A few movies that I've seen recently that I really, really liked:

Before the Devil Knows You're Dead - Two brothers decide to knock off their parent's jewelry store, and their mom gets killed in the process. The whole "start the movie in the middle then go back to the beginning then go forward then back again" thing is starting to seem tired to me, but I don't see any other way this movie could have worked. I've only seen one other movie by Lumet, "Dog Day Afternoon," but I'm now definitely a fan. Watch how Ethan Hawke's character's life is presented: short and utilitarian. We are introduced immediately to his problems. Juxtapose this with his brother's scenes: Quiet, mysterious, and procedural. The writing in this movie is great, but I was truly amazed at how the director was able to add characterization through simple aesthetic choices, rather than strict dialogue. The violence is handled well, though I wish the movie didn't devolve into rampage-mode. What's up with Ethan Hawke growling and grunting like a cat when he's scared? You'll see what I mean.
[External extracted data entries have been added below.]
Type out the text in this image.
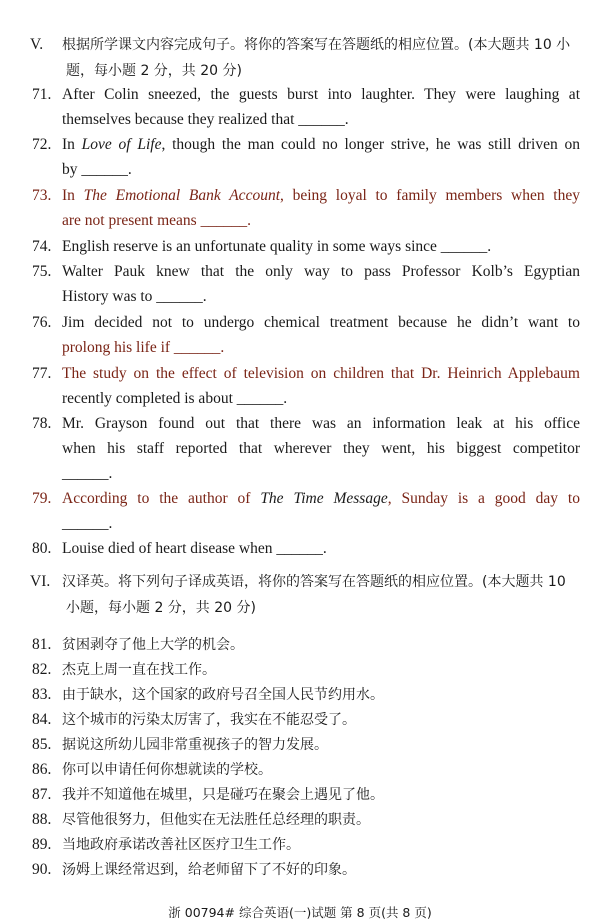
V. 根据所学课文内容完成句子。将你的答案写在答题纸的相应位置。(本大题共 10 小
题，每小题 2 分，共 20 分)
71. After Colin sneezed, the guests burst into laughter. They were laughing at
themselves because they realized that ______.
72. In Love of Life, though the man could no longer strive, he was still driven on
by ______.
73. In The Emotional Bank Account, being loyal to family members when they
are not present means ______.
74. English reserve is an unfortunate quality in some ways since ______.
75. Walter Pauk knew that the only way to pass Professor Kolb’s Egyptian
History was to ______.
76. Jim decided not to undergo chemical treatment because he didn’t want to
prolong his life if ______.
77. The study on the effect of television on children that Dr. Heinrich Applebaum
recently completed is about ______.
78. Mr. Grayson found out that there was an information leak at his office
when his staff reported that wherever they went, his biggest competitor
______.
79. According to the author of The Time Message, Sunday is a good day to
______.
80. Louise died of heart disease when ______.
VI. 汉译英。将下列句子译成英语，将你的答案写在答题纸的相应位置。(本大题共 10
小题，每小题 2 分，共 20 分)
81. 贫困剥夺了他上大学的机会。
82. 杰克上周一直在找工作。
83. 由于缺水，这个国家的政府号召全国人民节约用水。
84. 这个城市的污染太厉害了，我实在不能忍受了。
85. 据说这所幼儿园非常重视孩子的智力发展。
86. 你可以申请任何你想就读的学校。
87. 我并不知道他在城里，只是碰巧在聚会上遇见了他。
88. 尽管他很努力，但他实在无法胜任总经理的职责。
89. 当地政府承诺改善社区医疗卫生工作。
90. 汤姆上课经常迟到，给老师留下了不好的印象。
浙 00794# 综合英语(一)试题 第 8 页(共 8 页)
The Orphanage - Scary and sad. Extremely tense scene in the middle involving a medium and night vision cameras. Good ending with two extra scenes tacked on that reek of studio tampering and audience pandering. People would have gotten it without being beaten over the head! Too bad. Self-congratulatory side note: I understood about 37% of this movie without having to glance at the subtitles. Go me.
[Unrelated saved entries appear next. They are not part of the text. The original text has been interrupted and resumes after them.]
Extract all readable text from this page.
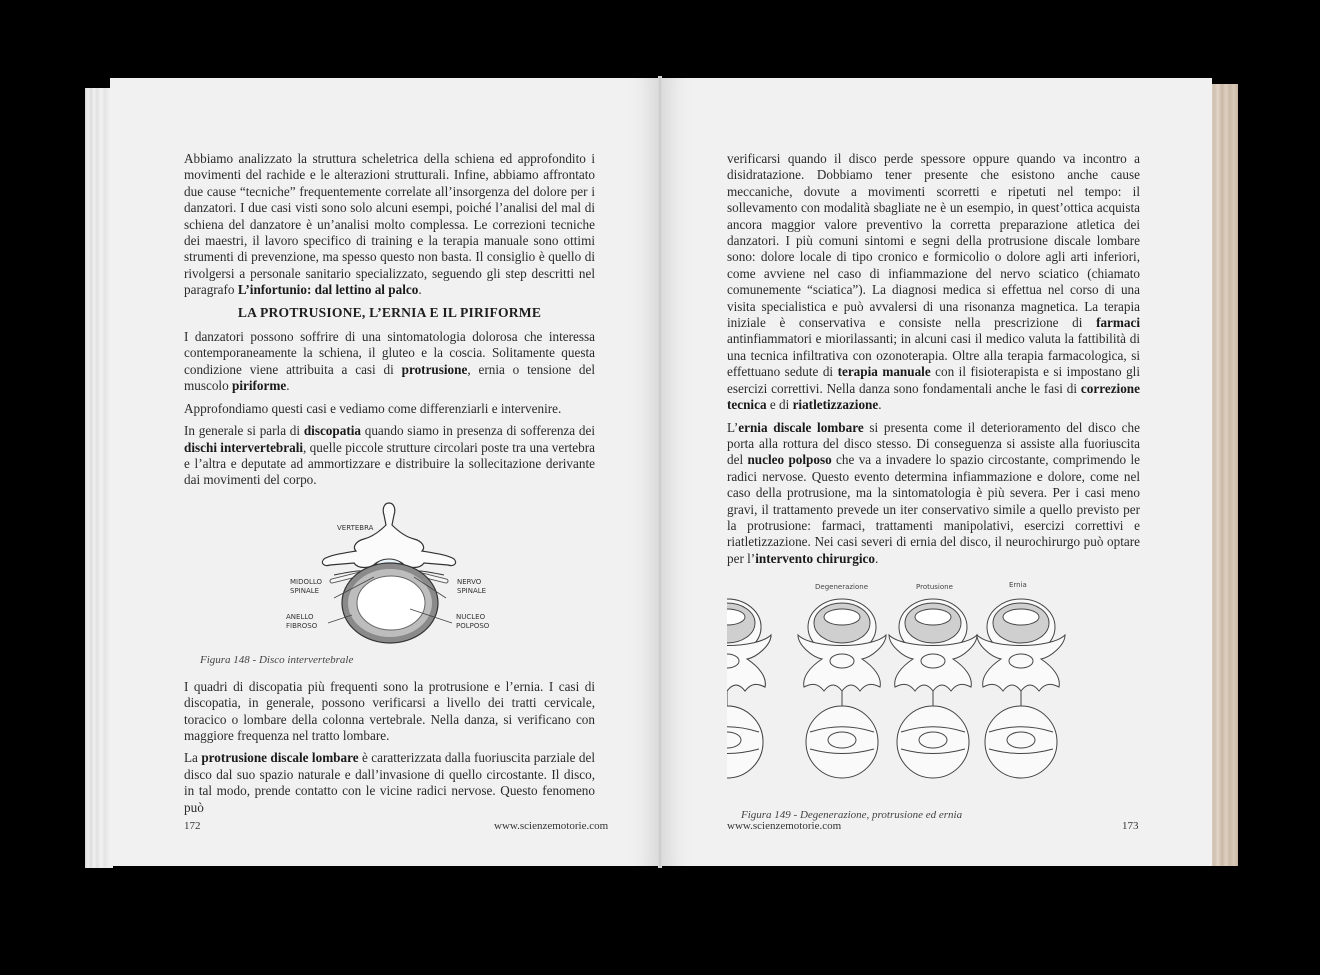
Abbiamo analizzato la struttura scheletrica della schiena ed approfondito i movimenti del rachide e le alterazioni strutturali. Infine, abbiamo affrontato due cause “tecniche” frequentemente correlate all’insorgenza del dolore per i danzatori. I due casi visti sono solo alcuni esempi, poiché l’analisi del mal di schiena del danzatore è un’analisi molto complessa. Le correzioni tecniche dei maestri, il lavoro specifico di training e la terapia manuale sono ottimi strumenti di prevenzione, ma spesso questo non basta. Il consiglio è quello di rivolgersi a personale sanitario specializzato, seguendo gli step descritti nel paragrafo L’infortunio: dal lettino al palco.

LA PROTRUSIONE, L’ERNIA E IL PIRIFORME

I danzatori possono soffrire di una sintomatologia dolorosa che interessa contemporaneamente la schiena, il gluteo e la coscia. Solitamente questa condizione viene attribuita a casi di protrusione, ernia o tensione del muscolo piriforme.

Approfondiamo questi casi e vediamo come differenziarli e intervenire.

In generale si parla di discopatia quando siamo in presenza di sofferenza dei dischi intervertebrali, quelle piccole strutture circolari poste tra una vertebra e l’altra e deputate ad ammortizzare e distribuire la sollecitazione derivante dai movimenti del corpo.

VERTEBRA
MIDOLLO
SPINALE
NERVO
SPINALE
ANELLO
FIBROSO
NUCLEO
POLPOSO
Figura 148 - Disco intervertebrale

I quadri di discopatia più frequenti sono la protrusione e l’ernia. I casi di discopatia, in generale, possono verificarsi a livello dei tratti cervicale, toracico o lombare della colonna vertebrale. Nella danza, si verificano con maggiore frequenza nel tratto lombare.

La protrusione discale lombare è caratterizzata dalla fuoriuscita parziale del disco dal suo spazio naturale e dall’invasione di quello circostante. Il disco, in tal modo, prende contatto con le vicine radici nervose. Questo fenomeno può

172	www.scienzemotorie.com

verificarsi quando il disco perde spessore oppure quando va incontro a disidratazione. Dobbiamo tener presente che esistono anche cause meccaniche, dovute a movimenti scorretti e ripetuti nel tempo: il sollevamento con modalità sbagliate ne è un esempio, in quest’ottica acquista ancora maggior valore preventivo la corretta preparazione atletica dei danzatori. I più comuni sintomi e segni della protrusione discale lombare sono: dolore locale di tipo cronico e formicolio o dolore agli arti inferiori, come avviene nel caso di infiammazione del nervo sciatico (chiamato comunemente “sciatica”). La diagnosi medica si effettua nel corso di una visita specialistica e può avvalersi di una risonanza magnetica. La terapia iniziale è conservativa e consiste nella prescrizione di farmaci antinfiammatori e miorilassanti; in alcuni casi il medico valuta la fattibilità di una tecnica infiltrativa con ozonoterapia. Oltre alla terapia farmacologica, si effettuano sedute di terapia manuale con il fisioterapista e si impostano gli esercizi correttivi. Nella danza sono fondamentali anche le fasi di correzione tecnica e di riatletizzazione.

L’ernia discale lombare si presenta come il deterioramento del disco che porta alla rottura del disco stesso. Di conseguenza si assiste alla fuoriuscita del nucleo polposo che va a invadere lo spazio circostante, comprimendo le radici nervose. Questo evento determina infiammazione e dolore, come nel caso della protrusione, ma la sintomatologia è più severa. Per i casi meno gravi, il trattamento prevede un iter conservativo simile a quello previsto per la protrusione: farmaci, trattamenti manipolativi, esercizi correttivi e riatletizzazione. Nei casi severi di ernia del disco, il neurochirurgo può optare per l’intervento chirurgico.

Degenerazione	Protusione	Ernia
Figura 149 - Degenerazione, protrusione ed ernia
www.scienzemotorie.com	173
Iron Man - This movie rules. Special effects are phenomenal. A long while back I remember reading an article about how Frank Miller was writing a Batman story in which Bruce Wayne goes to Afghanistan and lays pipe to terrorist anus. I never saw these books, and there seems to be a general fear about sending Superhero-types into real world situations. I can't quite remember who said it, but I seem to recall a director of a recent superhero flick saying that it would be unfair to our soldiers to show his hero going in and cleaning up a mess that they couldn't. Iron Man says fuck that. He fucks up Afghan terrorists. There is a clever way that John Favreau gets around the whole "one-upping the military beef": Tony Stark is a narcissist. He's obsessed with how he's affected the world. He doesn't build the Iron Man suit so he can combat AIDS in Africa. He goes to Afghanistan to destroy his legacy of enabling murderers. It all goes back to cleaning up his own mess. Not the military's. Robert Downey Jr. : fucking great. Gwenyth Paltrow: America-hating, Coldplay fucking, self-serious cow. But she's okay in this. Go see it at Warren! All digital! All THX!

Indiana Jones trailer - Tears of joy, a little bit? Yeah. I choked up when I saw this. There was no boner of joy, because this movie will transcend boners. This is deeper than sex. It moved me.